To enhance the quality of AI-generated medical information, several methods can be implemented. Integrating AI systems with verified medical databases like PubMed and Medline ensures reliance on current and reliable sources. Regularly updating training data with the latest medical research and guidelines can reduce outdated information. A human-in-the-loop approach, where medical professionals review AI-generated content, can identify and correct discrepancies. Improving the AI's contextual understanding and prioritization of critical clinical information can enhance response relevance and completeness. Increasing transparency about how responses are generated and sourced can also build trust and reliability.

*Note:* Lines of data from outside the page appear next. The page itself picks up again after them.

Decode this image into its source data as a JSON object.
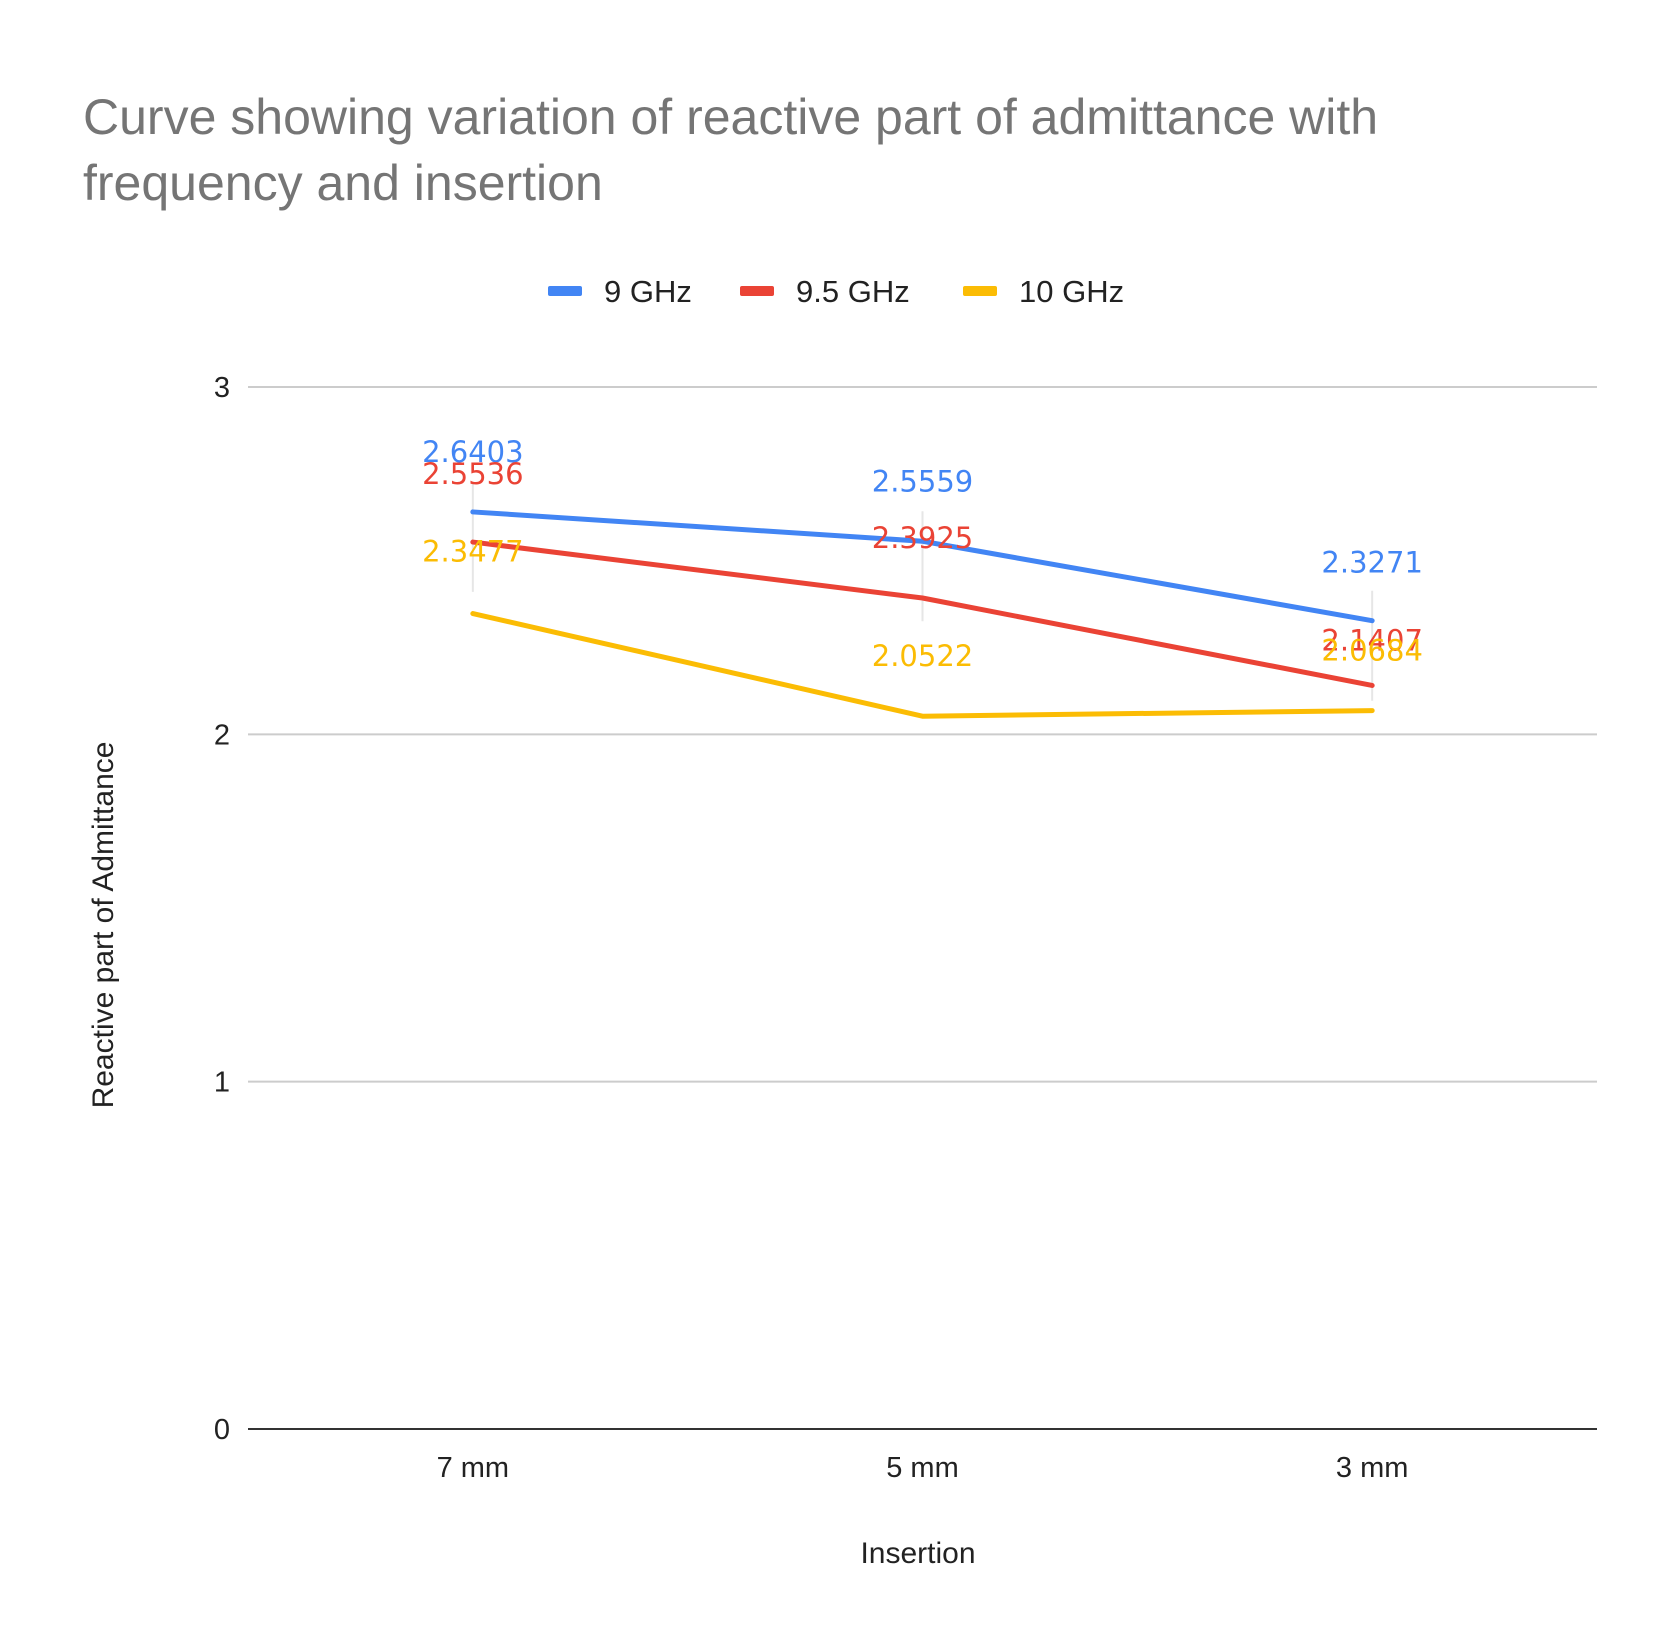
{
  "chart_data": {
    "type": "line",
    "title_lines": [
      "Curve showing variation of reactive part of admittance with",
      "frequency and insertion"
    ],
    "xlabel": "Insertion",
    "ylabel": "Reactive part of Admittance",
    "categories": [
      "7 mm",
      "5 mm",
      "3 mm"
    ],
    "ylim": [
      0,
      3
    ],
    "yticks": [
      "0",
      "1",
      "2",
      "3"
    ],
    "grid": true,
    "legend_position": "top-center",
    "series": [
      {
        "name": "9 GHz",
        "color": "#4285F4",
        "values": [
          2.6403,
          2.5559,
          2.3271
        ],
        "labels": [
          "2.6403",
          "2.5559",
          "2.3271"
        ]
      },
      {
        "name": "9.5 GHz",
        "color": "#EA4335",
        "values": [
          2.5536,
          2.3925,
          2.1407
        ],
        "labels": [
          "2.5536",
          "2.3925",
          "2.1407"
        ]
      },
      {
        "name": "10 GHz",
        "color": "#FBBC04",
        "values": [
          2.3477,
          2.0522,
          2.0684
        ],
        "labels": [
          "2.3477",
          "2.0522",
          "2.0684"
        ]
      }
    ]
  }
}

Even though ChatGPT should never be considered a replacement to medical professionals' advice, it can enhance professional medical information by serving as a supplementary resource to provide preliminary information and answer common questions, preparing patients for consultations. It can also explain complex terms in simple language to improve understanding, but medical professionals should review its responses to ensure accuracy. By adjusting responses based on health literacy levels and incorporating visual aids, ChatGPT can make complex information more accessible.

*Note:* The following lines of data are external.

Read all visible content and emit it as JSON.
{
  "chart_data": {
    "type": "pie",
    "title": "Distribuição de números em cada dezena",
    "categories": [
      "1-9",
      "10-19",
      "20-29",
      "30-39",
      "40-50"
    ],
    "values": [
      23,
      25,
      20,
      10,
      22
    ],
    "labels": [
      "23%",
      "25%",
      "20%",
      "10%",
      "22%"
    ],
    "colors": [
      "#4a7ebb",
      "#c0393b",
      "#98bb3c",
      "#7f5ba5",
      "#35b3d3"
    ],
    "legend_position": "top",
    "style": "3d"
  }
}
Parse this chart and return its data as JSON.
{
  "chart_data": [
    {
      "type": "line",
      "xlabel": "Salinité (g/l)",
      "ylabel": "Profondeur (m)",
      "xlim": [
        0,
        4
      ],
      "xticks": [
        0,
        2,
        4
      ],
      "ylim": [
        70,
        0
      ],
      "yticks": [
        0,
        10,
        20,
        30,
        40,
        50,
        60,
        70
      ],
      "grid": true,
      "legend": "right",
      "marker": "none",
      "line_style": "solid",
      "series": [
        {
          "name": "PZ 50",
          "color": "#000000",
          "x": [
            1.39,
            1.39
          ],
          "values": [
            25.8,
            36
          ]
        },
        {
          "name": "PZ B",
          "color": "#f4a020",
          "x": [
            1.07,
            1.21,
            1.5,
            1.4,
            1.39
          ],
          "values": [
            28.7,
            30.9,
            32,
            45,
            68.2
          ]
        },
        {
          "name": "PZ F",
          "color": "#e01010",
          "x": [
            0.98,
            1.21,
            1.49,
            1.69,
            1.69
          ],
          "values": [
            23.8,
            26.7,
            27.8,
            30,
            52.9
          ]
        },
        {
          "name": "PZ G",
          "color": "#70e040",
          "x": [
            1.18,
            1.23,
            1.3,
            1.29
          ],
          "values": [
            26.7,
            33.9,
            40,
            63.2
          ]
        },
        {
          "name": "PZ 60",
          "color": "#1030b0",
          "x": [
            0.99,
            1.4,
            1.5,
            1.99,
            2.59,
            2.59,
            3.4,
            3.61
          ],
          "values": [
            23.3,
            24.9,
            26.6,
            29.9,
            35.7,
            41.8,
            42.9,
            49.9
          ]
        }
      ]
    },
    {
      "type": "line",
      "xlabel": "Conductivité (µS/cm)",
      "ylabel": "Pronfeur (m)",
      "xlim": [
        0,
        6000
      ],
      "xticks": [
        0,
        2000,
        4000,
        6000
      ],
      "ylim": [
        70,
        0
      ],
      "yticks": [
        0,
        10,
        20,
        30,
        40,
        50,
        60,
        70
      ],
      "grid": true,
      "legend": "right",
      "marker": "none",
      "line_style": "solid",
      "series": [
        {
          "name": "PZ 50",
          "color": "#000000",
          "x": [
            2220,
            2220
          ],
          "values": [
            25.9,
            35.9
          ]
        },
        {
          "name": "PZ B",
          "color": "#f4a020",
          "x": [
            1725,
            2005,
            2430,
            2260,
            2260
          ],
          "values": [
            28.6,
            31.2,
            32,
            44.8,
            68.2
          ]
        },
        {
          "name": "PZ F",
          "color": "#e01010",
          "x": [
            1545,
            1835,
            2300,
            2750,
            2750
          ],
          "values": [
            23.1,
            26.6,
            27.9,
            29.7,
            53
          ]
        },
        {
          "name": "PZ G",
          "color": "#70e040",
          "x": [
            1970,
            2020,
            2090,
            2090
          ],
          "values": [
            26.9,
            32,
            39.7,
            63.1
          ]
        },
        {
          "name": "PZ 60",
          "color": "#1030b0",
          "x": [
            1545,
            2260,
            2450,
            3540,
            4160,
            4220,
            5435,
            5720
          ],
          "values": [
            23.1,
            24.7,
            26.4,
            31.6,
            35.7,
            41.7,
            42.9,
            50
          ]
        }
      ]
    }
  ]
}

In summary, while ChatGPT presents a promising tool for enhancing access to medical information and can serve as a useful starting point for patient education and general inquiries, it should not replace professional medical advice. Ensuring the accuracy, completeness, and readability of its responses, and providing contextually relevant and individualized information, are critical areas for future development. Also, the current level of language complexity highlights an area for improvement. To fully harness the educational potential of AI in health care, there must be a concerted effort to tailor the readability of content to the diverse needs of patients, ensuring that information is not only accurate but also accessible to those it intends to serve.
5 CONCLUSION
ChatGPT is a rapidly developing tool that may, soon, become an invaluable asset to the health care system. As of today, this tool may be useful for patients who have difficulty accessing medical information due to geographic or financial constraints. The AI ChatBot has a user-friendly interface and a unique ability to understand a patient's natural language. Nevertheless, the content generated by the ChatBot may be inaccurate, biased, or hard for many patients to understand so, while promising, it is not yet time for AI to be considered a reliable source for attaining medical information especially for patients with limited health literacy. Moreover, because each patient's case is unique, AI is not yet be able to provide precise recommendations to individual patients in the same way that human physicians are able to provide.
FUNDING INFORMATION
This research did not receive any specific grant from funding agencies in the public, commercial, or not-for-profit sectors.
CONFLICT OF INTEREST STATEMENT
The authors declare that they have no conflict of interest.